The operator only has to establish that the distances required are within the distance available (take-off distance and reject distance). The original definition of TODRH meets this case exactly.

From the end of the TODRH obstacle clearance is given by the climb gradient of the first or second climb segment meeting the requirement of CAT.POL.H.210 (or for performance class 2 (PC2): CAT.POL.H.315). The clearance margin from obstacles in the take-off flight path takes account of the distance travelled from the end of the take-off distance required and operational conditions (IMC or VMC).

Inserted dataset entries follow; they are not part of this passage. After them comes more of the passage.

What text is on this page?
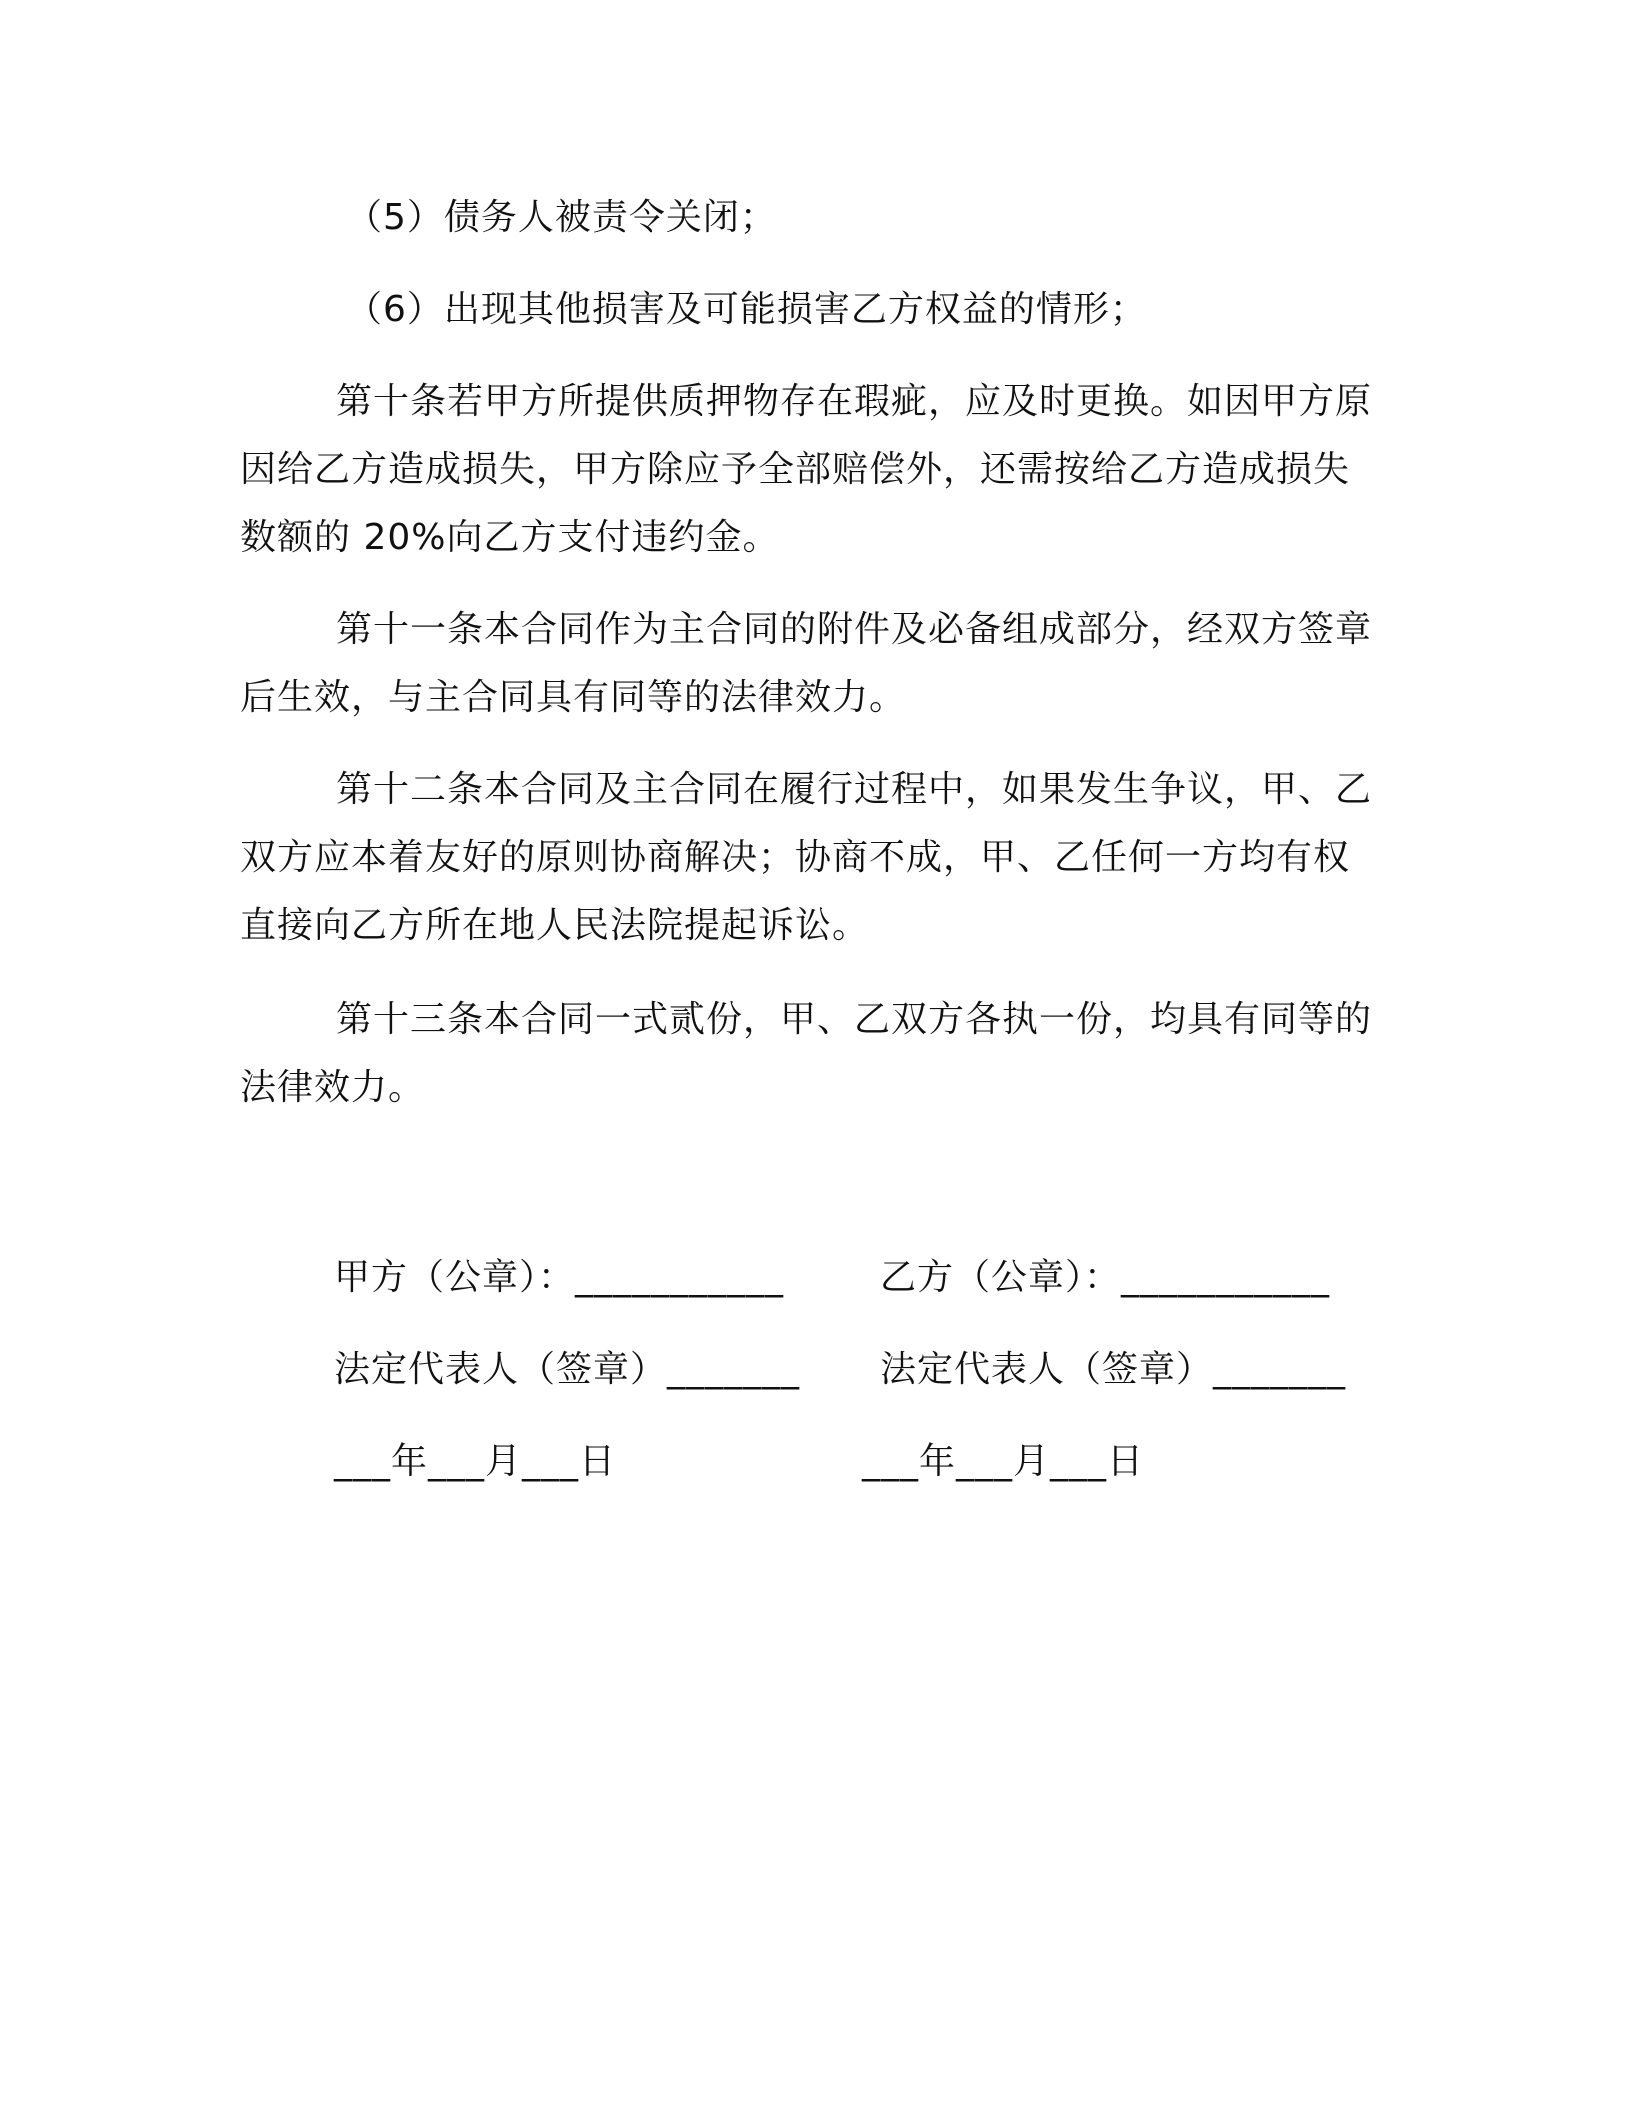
（5）债务人被责令关闭；
（6）出现其他损害及可能损害乙方权益的情形；
第十条若甲方所提供质押物存在瑕疵，应及时更换。如因甲方原因给乙方造成损失，甲方除应予全部赔偿外，还需按给乙方造成损失数额的 20%向乙方支付违约金。
第十一条本合同作为主合同的附件及必备组成部分，经双方签章后生效，与主合同具有同等的法律效力。
第十二条本合同及主合同在履行过程中，如果发生争议，甲、乙双方应本着友好的原则协商解决；协商不成，甲、乙任何一方均有权直接向乙方所在地人民法院提起诉讼。
第十三条本合同一式贰份，甲、乙双方各执一份，均具有同等的法律效力。
甲方（公章）：___________	乙方（公章）：___________
法定代表人（签章）_______ 法定代表人（签章）_______
___年___月___日	___年___月___日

(d) Category A procedures other-than-clear area

    Procedures other-than-the-clear area are treated somewhat differently. However, the short field procedure is somewhat of a hybrid as either (a) or (b) of AMC1 CAT.POL.H.205(b)(4) can be utilised (the term ‘helipad’ is used in the following section to illustrate the principle only, it is not intended as a replacement for ‘aerodrome’ or ‘FATO’).

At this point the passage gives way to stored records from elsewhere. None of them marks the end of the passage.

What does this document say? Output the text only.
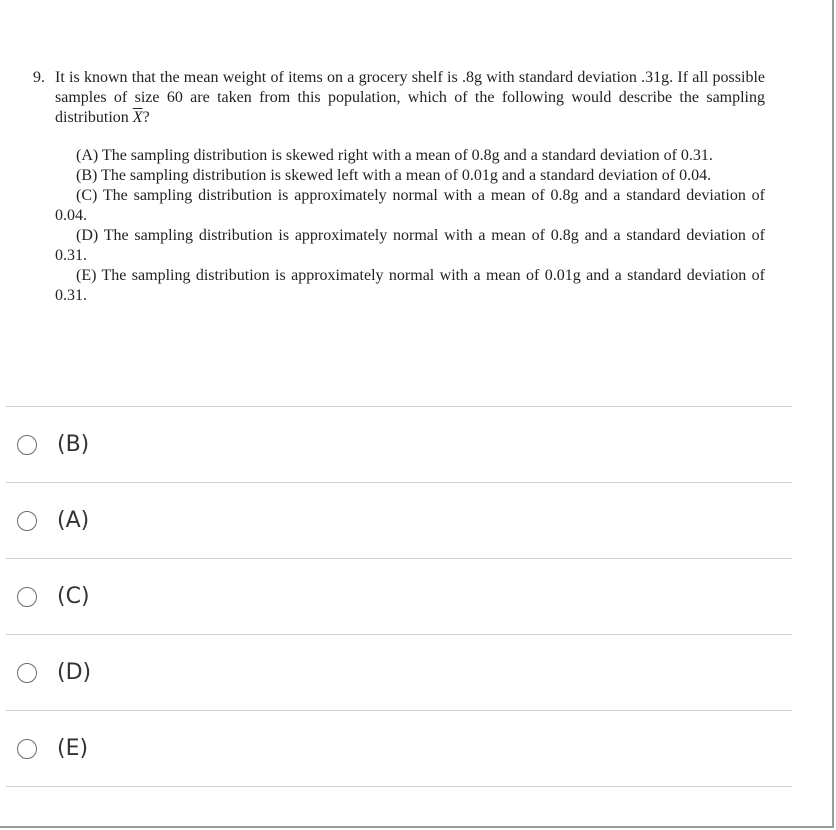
9. It is known that the mean weight of items on a grocery shelf is .8g with standard deviation .31g. If all possible samples of size 60 are taken from this population, which of the following would describe the sampling distribution $\overline{X}$?
(A) The sampling distribution is skewed right with a mean of 0.8g and a standard deviation of 0.31.
(B) The sampling distribution is skewed left with a mean of 0.01g and a standard deviation of 0.04.
(C) The sampling distribution is approximately normal with a mean of 0.8g and a standard deviation of 0.04.
(D) The sampling distribution is approximately normal with a mean of 0.8g and a standard deviation of 0.31.
(E) The sampling distribution is approximately normal with a mean of 0.01g and a standard deviation of 0.31.
(B)
(A)
(C)
(D)
(E)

      (1) Limited area, restricted area and helipad procedures (other than elevated)

      The exact names of the procedure used for other-than-clear area are as many as there are manufacturers. However, principles for obstacle clearance are generic and the name is unimportant.

      These procedures (see Figure 2 and Figure 3) are usually associated with an obstacle in the continued take-off area — usually shown as a line of trees or some other natural obstacle. As clearance above such obstacles is not readily associated with an accelerative procedure, as described in (c), a procedure using a vertical climb (or a steep climb in the forward, sideways or rearward direction) is utilised.

    Figure 2

    Short Field take-off


With the added complication of a TDP principally defined by height together with obstacles in the continued take off area, a drop down to within 15 ft of the take-off surface is not deemed appropriate and the required obstacle clearance is set to 35 ft (usually called ‘min-dip’). The distance to the obstacle does not need to be calculated (provided it is outside the rejected distance required), as clearance above all obstacles is provided by ensuring that helicopter does not descend below the min-dip associated with a level defined by the highest obstacle in the continued take-off area.

Figure 3

Helipad take-off


These procedures depend upon (b) of AMC1 CAT.POL.H.205(b)(4).

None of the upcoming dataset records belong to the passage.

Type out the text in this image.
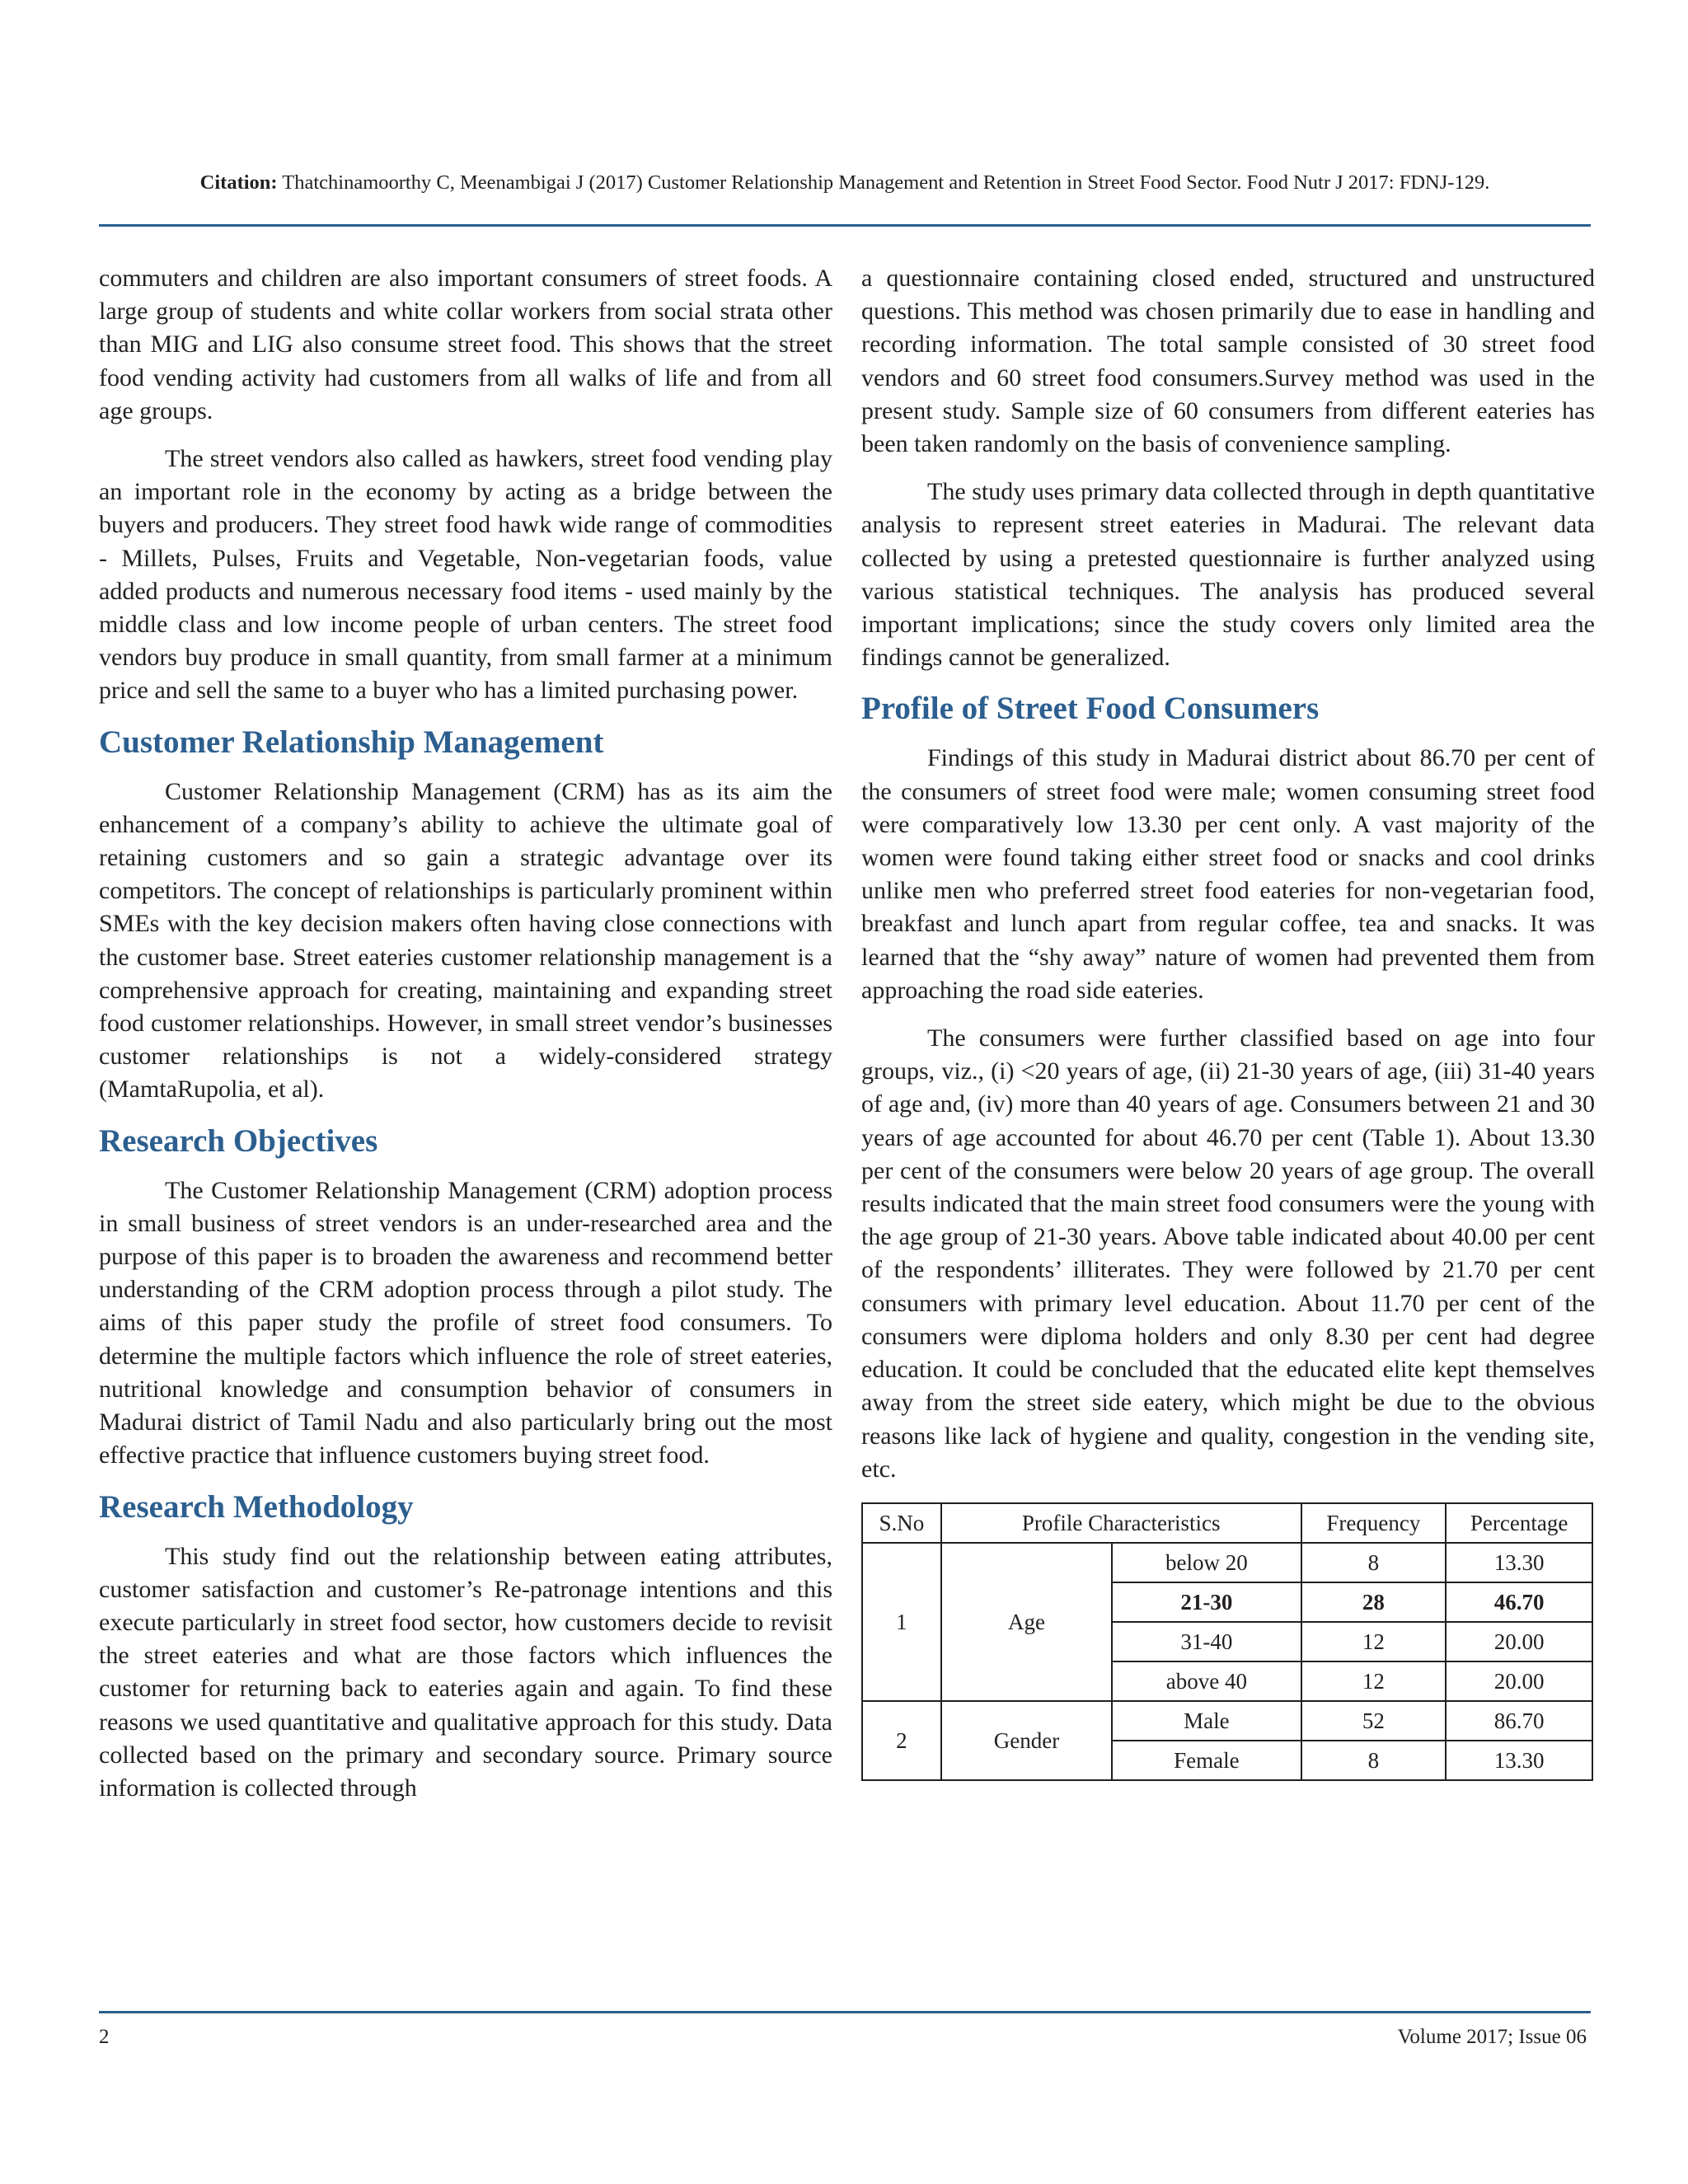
Citation: Thatchinamoorthy C, Meenambigai J (2017) Customer Relationship Management and Retention in Street Food Sector. Food Nutr J 2017: FDNJ-129.

commuters and children are also important consumers of street foods. A large group of students and white collar workers from social strata other than MIG and LIG also consume street food. This shows that the street food vending activity had customers from all walks of life and from all age groups.

The street vendors also called as hawkers, street food vending play an important role in the economy by acting as a bridge between the buyers and producers. They street food hawk wide range of commodities - Millets, Pulses, Fruits and Vegetable, Non-vegetarian foods, value added products and numerous necessary food items - used mainly by the middle class and low income people of urban centers. The street food vendors buy produce in small quantity, from small farmer at a minimum price and sell the same to a buyer who has a limited purchasing power.

Customer Relationship Management

Customer Relationship Management (CRM) has as its aim the enhancement of a company’s ability to achieve the ultimate goal of retaining customers and so gain a strategic advantage over its competitors. The concept of relationships is particularly prominent within SMEs with the key decision makers often having close connections with the customer base. Street eateries customer relationship management is a comprehensive approach for creating, maintaining and expanding street food customer relationships. However, in small street vendor’s businesses customer relationships is not a widely-considered strategy (MamtaRupolia, et al).

Research Objectives

The Customer Relationship Management (CRM) adoption process in small business of street vendors is an under-researched area and the purpose of this paper is to broaden the awareness and recommend better understanding of the CRM adoption process through a pilot study. The aims of this paper study the profile of street food consumers. To determine the multiple factors which influence the role of street eateries, nutritional knowledge and consumption behavior of consumers in Madurai district of Tamil Nadu and also particularly bring out the most effective practice that influence customers buying street food.

Research Methodology

This study find out the relationship between eating attributes, customer satisfaction and customer’s Re-patronage intentions and this execute particularly in street food sector, how customers decide to revisit the street eateries and what are those factors which influences the customer for returning back to eateries again and again. To find these reasons we used quantitative and qualitative approach for this study. Data collected based on the primary and secondary source. Primary source information is collected through

a questionnaire containing closed ended, structured and unstructured questions. This method was chosen primarily due to ease in handling and recording information. The total sample consisted of 30 street food vendors and 60 street food consumers.Survey method was used in the present study. Sample size of 60 consumers from different eateries has been taken randomly on the basis of convenience sampling.

The study uses primary data collected through in depth quantitative analysis to represent street eateries in Madurai. The relevant data collected by using a pretested questionnaire is further analyzed using various statistical techniques. The analysis has produced several important implications; since the study covers only limited area the findings cannot be generalized.

Profile of Street Food Consumers

Findings of this study in Madurai district about 86.70 per cent of the consumers of street food were male; women consuming street food were comparatively low 13.30 per cent only. A vast majority of the women were found taking either street food or snacks and cool drinks unlike men who preferred street food eateries for non-vegetarian food, breakfast and lunch apart from regular coffee, tea and snacks. It was learned that the “shy away” nature of women had prevented them from approaching the road side eateries.

The consumers were further classified based on age into four groups, viz., (i) <20 years of age, (ii) 21-30 years of age, (iii) 31-40 years of age and, (iv) more than 40 years of age. Consumers between 21 and 30 years of age accounted for about 46.70 per cent (Table 1). About 13.30 per cent of the consumers were below 20 years of age group. The overall results indicated that the main street food consumers were the young with the age group of 21-30 years. Above table indicated about 40.00 per cent of the respondents’ illiterates. They were followed by 21.70 per cent consumers with primary level education. About 11.70 per cent of the consumers were diploma holders and only 8.30 per cent had degree education. It could be concluded that the educated elite kept themselves away from the street side eatery, which might be due to the obvious reasons like lack of hygiene and quality, congestion in the vending site, etc.

S.No	Profile Characteristics		Frequency	Percentage
1	Age	below 20	8	13.30
		21-30	28	46.70
		31-40	12	20.00
		above 40	12	20.00
2	Gender	Male	52	86.70
		Female	8	13.30
2	Volume 2017; Issue 06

As shown in Figure 3, the point at which VTOSS and a positive rate of climb are met defines the TODRH. Obstacle clearance from that point is assured by meeting the requirement of CAT.POL.H.210 (or for PC2, CAT.POL.H.315). Also shown in Figure 3 is the distance behind the helipad which is the backup distance (B/U distance).

    (2) Elevated helipad procedures

    The elevated helipad procedure (see Figure 4) is a special case of the ground level helipad procedure discussed above.

Figure 4

Elevate Helipad take-off


The main difference is that drop down below the level of the take-off surface is permitted. In the drop down phase, the Category A procedure ensures deck-edge clearance but, once clear of the deck-edge, the 35 ft clearance from obstacles relies upon the calculation of drop down. Subparagraph (b) of AMC1 CAT.POL.H.205(b)(4) is applied.

Although 35 ft is used throughout the requirements, it may be inadequate at particular elevated FATOs that are subject to adverse airflow effects, turbulence, etc.